I don’t want to hear how much better their evening will be in 20 minutes when they can finally punch out.
I don’t want to hear how they would like to have given me better service, but the stupid manager YET AGAIN didn’t schedule enough people.
I worked as a waitress and hostess for A LONG TIME. I KNOW that having a job working with the public isn’t a picnic. I wouldn’t want to do that again. Seriously. I understand.
It used to be that you’d run into a miserable clerk or waitress occasionally, but rarely would one actually voice how miserable he/she was, LET ALONE TO A CUSTOMER. Now, I must hear it at least once a week – when I pay for gas, when I order lunch, when I go to Target…and I always feel guilty.
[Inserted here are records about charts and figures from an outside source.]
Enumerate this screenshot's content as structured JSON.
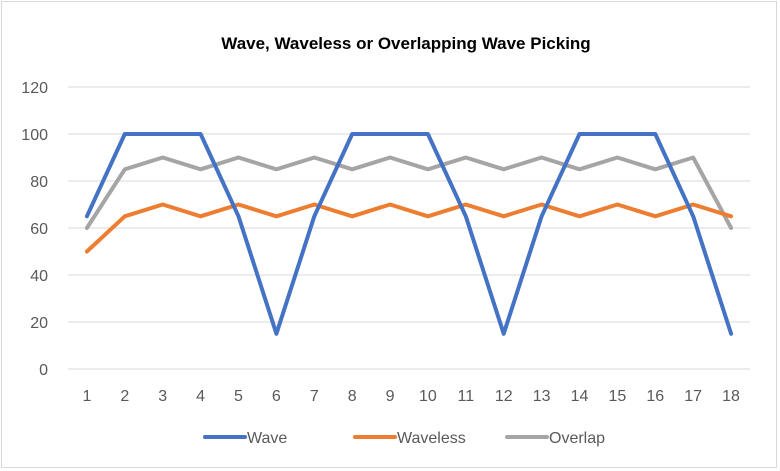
{
  "chart_data": {
    "type": "line",
    "title": "Wave, Waveless or Overlapping Wave Picking",
    "xlabel": "",
    "ylabel": "",
    "x": [
      1,
      2,
      3,
      4,
      5,
      6,
      7,
      8,
      9,
      10,
      11,
      12,
      13,
      14,
      15,
      16,
      17,
      18
    ],
    "ylim": [
      0,
      120
    ],
    "yticks": [
      0,
      20,
      40,
      60,
      80,
      100,
      120
    ],
    "grid": true,
    "legend_position": "bottom",
    "series": [
      {
        "name": "Wave",
        "color": "#4472C4",
        "values": [
          65,
          100,
          100,
          100,
          65,
          15,
          65,
          100,
          100,
          100,
          65,
          15,
          65,
          100,
          100,
          100,
          65,
          15
        ]
      },
      {
        "name": "Waveless",
        "color": "#ED7D31",
        "values": [
          50,
          65,
          70,
          65,
          70,
          65,
          70,
          65,
          70,
          65,
          70,
          65,
          70,
          65,
          70,
          65,
          70,
          65
        ]
      },
      {
        "name": "Overlap",
        "color": "#A5A5A5",
        "values": [
          60,
          85,
          90,
          85,
          90,
          85,
          90,
          85,
          90,
          85,
          90,
          85,
          90,
          85,
          90,
          85,
          90,
          60
        ]
      }
    ]
  }
}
Like, “how dare I come through this poor kid’s line and make their job unbearable by actually BUYING STUFF.”
Is this just a trend in my part of the world? Is there any region that still has pleasant clerks?
Filed under: The VIM
VIM: What’s the name of the Israeli Parliament?
(this question is absolutely, totally out of the blue.)
Me: I have no idea. I don’t think I know the name.
VIM: I think it’s something like Kineset, or Knesset…something like that.
Me: Honestly, even if you said the correct name I wouldn’t know it.
VIM: I think it’s Knesset.
Me: That word sounds like it should have something to do with organized crime. Doesn’t it sound mobbish to you? *imitating Brando in the Godfather, which ended up sounding more like Kermit the Frog*: “Watch your Ps and Qs. You don’t want a visit from the Knesset.”
VIM: *better imitation of Brando*: “You’ll be sleeping with the Gefilte Fish.”